Around half the world’s population still lacks access to the internet. Companies like Facebook, SpaceX, and Amazon want to change that by launching constellations of satellites into the sky, which will beam internet back down to Earth. But even if these projects succeed, tech giants may face a more fundamental problem in bridging the digital divide: language.
There are thousands of different tongues spoken around the world, but most of the content on the web is only available in a select few, primarily English. More than 10 percent of Wikipedia is written in English, for example, and almost half the site’s articles are in European dialects. Getting one billion more people online is often held up as the next major milestone, but when they log on for the first time, those users may find the internet has little to offer in the primary languages they speak.
“Approximately 5 percent of the world speaks English at home,” said Juan Ortiz Freuler, a fellow at the World Wide Web Foundation, during a panel at the RightsCon conference in Tunisia Wednesday, but around “50 percent of the web is in English.” Freuler argued the internet has facilitated “cultural homogenization,” now that the majority of its users rely on Facebook and Google, and communicate in the same dominant languages. But the problem “is not because of changes in technology,” said Kristen Tcherneshoff, the community director of Wikitongues, an organization that promotes language diversity. Corporations and governments largely didn’t provide the resources and support necessary to bring smaller languages online.
Many of the biggest online platforms were founded in Silicon Valley, and started with primarily English-speaking user bases. As they’ve expanded around the world and to different languages, they’ve been playing catch-up. Facebook has faced criticism for not employing enough native speakers to monitor content in countries where it has millions of users. In Myanmar, for example, the company for years had only a handful of Burmese speakers as hate speech proliferated. Facebook has admitted that it did not do enough to prevent its platform from being used to incite violence in the country.
Another part of the problem stems from the fact that relatively few datasets have been created in these languages that are suitable for training artificial intelligence tools. Take Sinhala, also known as Sinhalese, which is spoken by around 17 million people in Sri Lanka and can be written in four different ways. Facebook’s algorithms—trained primarily on English and other European languages—don’t map well to it. That makes it difficult for the social network to automatically identify things like hate speech in the country, or stop the flow of misinformation after a terrorist attack.

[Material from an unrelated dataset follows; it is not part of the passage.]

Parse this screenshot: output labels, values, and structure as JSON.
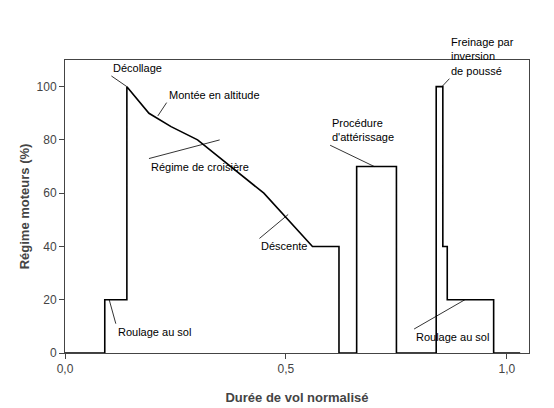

But Tcherneshoff says language diversity is about more than just practicality, it’s about expression. Jokes, emotions, and art are often difficult, if not impossible, to translate from one language to another. She pointed to projects like the Mother Language Meme Challenge, which invited people to make memes in their native tongue for UNESCO’s International Mother Language Day in 2018. The idea, in part, was to demonstrate how humor is often intimately tied to language.
Mozilla is one organization working to crowdsource language datasets that can be used by any developer for free, like Common Voice, which it claims is “the world’s most diverse voice dataset.” It includes recordings from over 42,000 people in dominant languages like English and German, but also Welsh and Kabyle. The project is designed to give engineers the tools they need to build things like speech-to-text programs in different tongues. Mark Surman, the executive director of the Mozilla Foundation, believes open source datasets like Common Voice are one of the only viable ways to ensure more language diversity in emerging tech. At for-profit companies, the issue “falls very low on the economic ladder,” he said during the RightsCon panel.
Bringing more languages online may ultimately be an exercise in cultural preservation, rather than utility. Despite advocates’ best efforts, it’s unlikely there will ever be as many websites in Yoruba, say, as there are in French or Arabic. New internet users may simply opt to browse in their second or third language instead of their native tongue.
At the same time, corporations like Google have built programs that make it easier to access online content in different languages, like Google Translate. Google also gave some of its tools to Wikipedia to help translate articles, although they still require careful review by native speakers; Wiki editors have complained that the Google tools sometimes produce shoddy results. For the time being, promoting language diversity online still requires the concerted effort of humans.